O modelo que nos é proposto qual é? Imediatamente, afirma o Papa Francisco: “Jesus Cristo é o rosto da misericórdia do Pai” (MV 1). São Paulo diz: “É em Cristo que habita, em forma corporal, toda a plenitude da divindade” (Cl 2, 9). A misericórdia do Pai se mostra na vida toda de Jesus. Toda a vida Dele é o rosto do Pai. E não é algo estático, mas dinâmico! A misericórdia do Pai é ação diante das situações, é ir, é ir ao encontro. Notemos que os pés de Jesus vão sempre mais ao encontro dos que estão vulneráveis e fragilizados. Eis, e estejamos atentos, o ‘rosto’, que devemos olhar e dele aprender e fazer o mesmo, é a vida toda do Senhor Jesus: seu comportamento, suas atitudes, sua pregação, seu modo de se relacionar com o Pai e com as pessoas. Aqui, é bom estar atentos: Jesus tem carinho especial pelos que estão, por algum motivo, à margem. Como Jesus, hoje nós.
São João XIII, na abertura do Concílio, indicava a senda a seguir: “Nos nossos dias, a Esposa de Cristo prefere usar mais o remédio da misericórdia que o da severidade” (MV 4).
O Jubileu exorta-nos a esta abertura e obriga-nos a não transcurar o espírito que surgiu do Vaticano II, o do Samaritano, como recordou o Beato Paulo VI na conclusão do Concílio. Assim, atravessar hoje a Porta Santa compromete-nos a adotar a misericórdia do bom samaritano.
O Papa Francisco fala em variadas periferias existenciais, de situações de precariedade e sofrimento presentes no mundo atual. E afirma que não podemos ser indiferentes! Precisamos cuidar destas feridas! “Abramos os nossos olhos para ver as misérias do mundo, as feridas de tantos irmãos e irmãs privados da própria dignidade e sintamo-nos desafiados a escutar o seu grito de ajuda.

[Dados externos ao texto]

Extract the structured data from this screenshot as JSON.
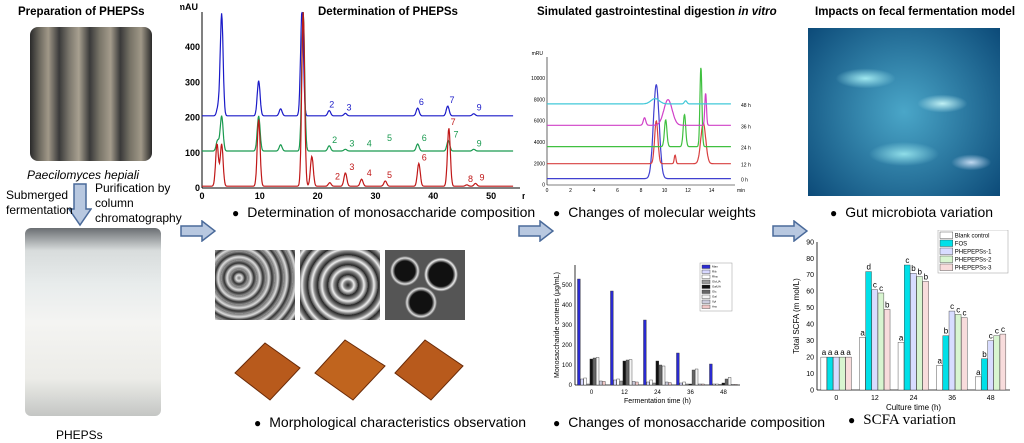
{
  "sections": {
    "preparation": {
      "title": "Preparation of PHEPSs",
      "species_label": "Paecilomyces hepiali",
      "step_left": "Submerged fermentation",
      "step_right": "Purification by column chromatography",
      "product_label": "PHEPSs"
    },
    "determination": {
      "title": "Determination of PHEPSs",
      "caption_1": "Determination of monosaccharide composition",
      "caption_2": "Morphological characteristics observation"
    },
    "digestion": {
      "title_main": "Simulated gastrointestinal digestion ",
      "title_italic": "in vitro",
      "caption_1": "Changes of molecular weights",
      "caption_2": "Changes of monosaccharide composition"
    },
    "fermentation": {
      "title": "Impacts on fecal fermentation model",
      "caption_1": "Gut microbiota variation",
      "caption_2": "SCFA  variation"
    }
  },
  "chart_data": [
    {
      "id": "hplc",
      "type": "line",
      "ylabel": "mAU",
      "xlabel": "min",
      "xlim": [
        0,
        55
      ],
      "ylim": [
        0,
        500
      ],
      "xticks": [
        0,
        10,
        20,
        30,
        40,
        50
      ],
      "yticks": [
        0,
        100,
        200,
        300,
        400
      ],
      "series": [
        {
          "name": "blue",
          "color": "#1a1ac8",
          "baseline": 205,
          "peaks": [
            [
              2.8,
              25
            ],
            [
              3.4,
              290
            ],
            [
              9.8,
              100
            ],
            [
              13.6,
              20
            ],
            [
              17.3,
              300
            ],
            [
              22,
              15
            ],
            [
              24.8,
              7
            ],
            [
              37.3,
              22
            ],
            [
              42.5,
              28
            ],
            [
              47,
              6
            ]
          ],
          "labels": [
            [
              "2",
              22
            ],
            [
              "3",
              25
            ],
            [
              "6",
              37.5
            ],
            [
              "7",
              42.8
            ],
            [
              "9",
              47.5
            ]
          ]
        },
        {
          "name": "green",
          "color": "#1a9a50",
          "baseline": 105,
          "peaks": [
            [
              2.7,
              30
            ],
            [
              3.4,
              100
            ],
            [
              9.8,
              100
            ],
            [
              13.6,
              18
            ],
            [
              17.5,
              395
            ],
            [
              22,
              15
            ],
            [
              24.8,
              5
            ],
            [
              37.3,
              20
            ],
            [
              42.6,
              30
            ],
            [
              47,
              5
            ]
          ],
          "labels": [
            [
              "2",
              22.5
            ],
            [
              "3",
              25.5
            ],
            [
              "4",
              28.5
            ],
            [
              "5",
              32
            ],
            [
              "6",
              38
            ],
            [
              "7",
              43.5
            ],
            [
              "9",
              47.5
            ]
          ]
        },
        {
          "name": "red",
          "color": "#c01818",
          "baseline": 5,
          "peaks": [
            [
              2.6,
              120
            ],
            [
              3.4,
              120
            ],
            [
              9.8,
              190
            ],
            [
              17.5,
              495
            ],
            [
              19,
              85
            ],
            [
              22.1,
              10
            ],
            [
              24.8,
              38
            ],
            [
              27.6,
              20
            ],
            [
              31.7,
              15
            ],
            [
              37.5,
              65
            ],
            [
              42.7,
              165
            ],
            [
              45.8,
              4
            ],
            [
              47.3,
              8
            ]
          ],
          "labels": [
            [
              "2",
              23
            ],
            [
              "3",
              25.5
            ],
            [
              "4",
              28.5
            ],
            [
              "5",
              32
            ],
            [
              "6",
              38
            ],
            [
              "7",
              43
            ],
            [
              "8",
              46
            ],
            [
              "9",
              48
            ]
          ]
        }
      ]
    },
    {
      "id": "gpc",
      "type": "line",
      "ylabel": "mRU",
      "xlabel": "min",
      "xlim": [
        0,
        16
      ],
      "ylim": [
        0,
        12000
      ],
      "xticks": [
        0,
        2,
        4,
        6,
        8,
        10,
        12,
        14
      ],
      "yticks": [
        0,
        2000,
        4000,
        6000,
        8000,
        10000
      ],
      "series": [
        {
          "name": "0 h",
          "color": "#4040d0",
          "baseline": 600,
          "peaks": [
            [
              9.3,
              8800,
              0.35
            ]
          ]
        },
        {
          "name": "12 h",
          "color": "#d84040",
          "baseline": 2000,
          "peaks": [
            [
              9.3,
              4000,
              0.2
            ],
            [
              10.9,
              800,
              0.1
            ],
            [
              13.3,
              3800,
              0.3
            ]
          ]
        },
        {
          "name": "24 h",
          "color": "#40c040",
          "baseline": 3600,
          "peaks": [
            [
              10.1,
              2500,
              0.15
            ],
            [
              11.7,
              3000,
              0.15
            ],
            [
              13.1,
              7400,
              0.12
            ]
          ]
        },
        {
          "name": "36 h",
          "color": "#d040c8",
          "baseline": 5600,
          "peaks": [
            [
              8.3,
              700,
              0.15
            ],
            [
              10.3,
              2400,
              0.5
            ],
            [
              13.5,
              3000,
              0.1
            ]
          ]
        },
        {
          "name": "48 h",
          "color": "#40c8d8",
          "baseline": 7600,
          "peaks": [
            [
              9.2,
              500,
              0.5
            ],
            [
              11.8,
              300,
              0.15
            ]
          ]
        }
      ]
    },
    {
      "id": "mono",
      "type": "bar",
      "xlabel": "Fermentation time (h)",
      "ylabel": "Monosaccharide contents (μg/mL)",
      "ylim": [
        0,
        600
      ],
      "yticks": [
        0,
        100,
        200,
        300,
        400,
        500
      ],
      "categories": [
        "0",
        "12",
        "24",
        "36",
        "48"
      ],
      "legend": [
        "Man",
        "Rib",
        "Rha",
        "GlcUA",
        "GalUA",
        "Glc",
        "Gal",
        "Xyl",
        "Ara"
      ],
      "series": [
        {
          "name": "Man",
          "color": "#2a2ad0",
          "values": [
            530,
            470,
            325,
            160,
            105
          ]
        },
        {
          "name": "Rib",
          "color": "#d8d8ff",
          "values": [
            30,
            25,
            15,
            10,
            5
          ]
        },
        {
          "name": "Rha",
          "color": "#ffffff",
          "values": [
            35,
            30,
            25,
            15,
            5
          ]
        },
        {
          "name": "GlcUA",
          "color": "#999999",
          "values": [
            5,
            20,
            10,
            5,
            3
          ]
        },
        {
          "name": "GalUA",
          "color": "#111111",
          "values": [
            130,
            120,
            120,
            5,
            10
          ]
        },
        {
          "name": "Glc",
          "color": "#666666",
          "values": [
            135,
            125,
            100,
            75,
            30
          ]
        },
        {
          "name": "Gal",
          "color": "#f4f4f4",
          "values": [
            138,
            127,
            95,
            80,
            38
          ]
        },
        {
          "name": "Xyl",
          "color": "#ccccdd",
          "values": [
            20,
            18,
            15,
            5,
            3
          ]
        },
        {
          "name": "Ara",
          "color": "#f0c8c8",
          "values": [
            18,
            15,
            12,
            5,
            3
          ]
        }
      ]
    },
    {
      "id": "scfa",
      "type": "bar",
      "xlabel": "Culture time (h)",
      "ylabel": "Total SCFA (m mol/L)",
      "ylim": [
        0,
        90
      ],
      "yticks": [
        0,
        10,
        20,
        30,
        40,
        50,
        60,
        70,
        80,
        90
      ],
      "categories": [
        "0",
        "12",
        "24",
        "36",
        "48"
      ],
      "series": [
        {
          "name": "Blank control",
          "color": "#ffffff",
          "values": [
            20,
            32,
            29,
            15,
            8
          ],
          "letters": [
            "a",
            "a",
            "a",
            "a",
            "a"
          ]
        },
        {
          "name": "FOS",
          "color": "#00e0e8",
          "values": [
            20,
            72,
            76,
            33,
            19
          ],
          "letters": [
            "a",
            "d",
            "c",
            "b",
            "b"
          ]
        },
        {
          "name": "PHEPEPSs-1",
          "color": "#d8dcff",
          "values": [
            20,
            61,
            71,
            48,
            30
          ],
          "letters": [
            "a",
            "c",
            "b",
            "c",
            "c"
          ]
        },
        {
          "name": "PHEPEPSs-2",
          "color": "#d8f5d0",
          "values": [
            20,
            59,
            69,
            46,
            33
          ],
          "letters": [
            "a",
            "c",
            "b",
            "c",
            "c"
          ]
        },
        {
          "name": "PHEPEPSs-3",
          "color": "#f8dcdc",
          "values": [
            20,
            49,
            66,
            44,
            34
          ],
          "letters": [
            "a",
            "b",
            "b",
            "c",
            "c"
          ]
        }
      ]
    }
  ],
  "colors": {
    "arrow_fill": "#b8c8e0",
    "arrow_stroke": "#4a6a9a"
  }
}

As nossas mãos apertem as suas mãos e estreitemo-los a nós para que sintam o calor da nossa presença, da amizade e fraternidade” (MV 15). E, assim, ele nos convida às Obras de misericórdia; recorda Mt 25, 31-45, práticas-espelho de nosso julgamento, pois “em cada ‘pequenino’ está presente o próprio Cristo”. Somos enviados a viver a missão de Jesus: “levar uma palavra e um gesto de consolação aos pobres, anunciar a libertação a quantos são prisioneiros das novas escravidões da sociedade contemporânea, devolver a vista a quem já não consegue ver porque vive curvado sobre si mesmo, e restituir dignidade àqueles que dela se viram privados” (MV 16).